Given that most of civilization seemed player driven, I had some apprehension about the nature of starting fresh later into the game’s life. Could a new player spill out onto the shores of the island only to find an oppressively colonized land, full of claimed area and strip-mined of resources? When I brought up these apprehensions, the developers seemed nonplussed. By design, the game was meant to have a bit of a race to capture territory. “There will be boom towns. There will be land rushes.” However, they explained, since players couldn’t form companies of over 50 players, it seemed unlikely that a single company to claim vast enough swathes of land to outright force out all competition.
Also, I learned during these chats, that building company territory was limited to a few predefined spots on the map, and there will always be unclaimed landmass for players to explore without having to step on any one company’s territory and toes.
Finally, I asked them what if they had any interesting stories to tell from playtesting. They offered me the story of a narrow thoroughfare that had been taken over by a criminal company. Any player that tried to make their way through it would be killed, their items taken, and if they returned, they would be killed again.

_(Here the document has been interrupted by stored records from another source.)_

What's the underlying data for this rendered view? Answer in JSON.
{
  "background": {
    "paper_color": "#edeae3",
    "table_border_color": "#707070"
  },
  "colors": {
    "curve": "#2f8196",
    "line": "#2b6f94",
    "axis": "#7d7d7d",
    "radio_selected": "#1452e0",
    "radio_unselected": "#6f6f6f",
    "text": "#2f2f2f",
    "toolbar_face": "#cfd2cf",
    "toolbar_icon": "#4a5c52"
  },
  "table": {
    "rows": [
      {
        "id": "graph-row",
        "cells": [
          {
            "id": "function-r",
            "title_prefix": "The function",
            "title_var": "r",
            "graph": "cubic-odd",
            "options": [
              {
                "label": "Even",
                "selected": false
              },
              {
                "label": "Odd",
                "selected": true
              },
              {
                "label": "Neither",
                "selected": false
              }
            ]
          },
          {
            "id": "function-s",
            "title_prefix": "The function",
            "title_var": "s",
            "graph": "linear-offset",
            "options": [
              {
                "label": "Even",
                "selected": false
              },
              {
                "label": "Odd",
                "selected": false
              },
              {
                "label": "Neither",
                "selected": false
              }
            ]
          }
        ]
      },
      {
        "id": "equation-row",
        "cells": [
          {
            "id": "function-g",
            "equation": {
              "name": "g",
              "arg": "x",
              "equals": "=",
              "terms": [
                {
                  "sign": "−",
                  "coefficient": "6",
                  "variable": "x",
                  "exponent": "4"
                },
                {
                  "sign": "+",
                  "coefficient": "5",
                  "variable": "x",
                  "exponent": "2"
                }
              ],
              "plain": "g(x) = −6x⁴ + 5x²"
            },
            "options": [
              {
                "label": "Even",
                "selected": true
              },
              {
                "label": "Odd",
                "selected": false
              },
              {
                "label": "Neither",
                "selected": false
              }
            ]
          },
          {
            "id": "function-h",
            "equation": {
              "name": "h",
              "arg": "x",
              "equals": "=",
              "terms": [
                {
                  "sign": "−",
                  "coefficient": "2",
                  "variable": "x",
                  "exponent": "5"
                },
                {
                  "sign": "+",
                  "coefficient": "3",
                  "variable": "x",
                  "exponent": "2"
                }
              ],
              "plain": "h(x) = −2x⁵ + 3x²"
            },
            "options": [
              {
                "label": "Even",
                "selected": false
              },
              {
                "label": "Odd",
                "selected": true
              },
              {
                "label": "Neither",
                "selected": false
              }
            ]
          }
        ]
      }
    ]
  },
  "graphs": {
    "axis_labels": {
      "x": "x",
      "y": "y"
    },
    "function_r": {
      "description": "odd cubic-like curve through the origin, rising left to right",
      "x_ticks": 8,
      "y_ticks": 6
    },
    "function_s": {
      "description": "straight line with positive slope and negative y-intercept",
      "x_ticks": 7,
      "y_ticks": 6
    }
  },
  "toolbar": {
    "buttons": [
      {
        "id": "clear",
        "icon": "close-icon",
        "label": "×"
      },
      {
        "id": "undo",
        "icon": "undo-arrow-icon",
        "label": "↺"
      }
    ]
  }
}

These players, fed up with it, formed up a company, and stormed the criminals. The result was a bloodbath. The criminals couldn’t face so many opponents at once, and given their attackers were not criminals themselves, could face their few casualties with their equipment intact, so they could swing back to combat quickly. The criminals, down to their underwear after their first death, could do little but throw punches and take fire as they respawned to die and respawn again. To die again.
After that, I said my thanks, and the event was over. Tara and I parted ways.
At its heart, New World is entering a crowded MMO landscape, and there’s a lot out there players can invest their time and focus in. With as much risk of loss as there seems to be, it can hard to delve into the island when the combat-focused players seem to hold all the power and face the least risk. Though there are a lot of options for non-combat roles, those with the power to punch hard seem to be in the best position to keep from being slaughtered while going about their business.
That said, I find myself wanting to return to the island to see if I can tinker with the systems, maybe explore the lush, swampy, arctic, and picturesque landscapes once again; even if I know it’ll be with a gun in my hand and a sense of adventure in my heart.
At least for now, I cannot promise I will want to settle here.
Disclaimer: Writer was flown out to the San Francisco event to preview New World at no cost.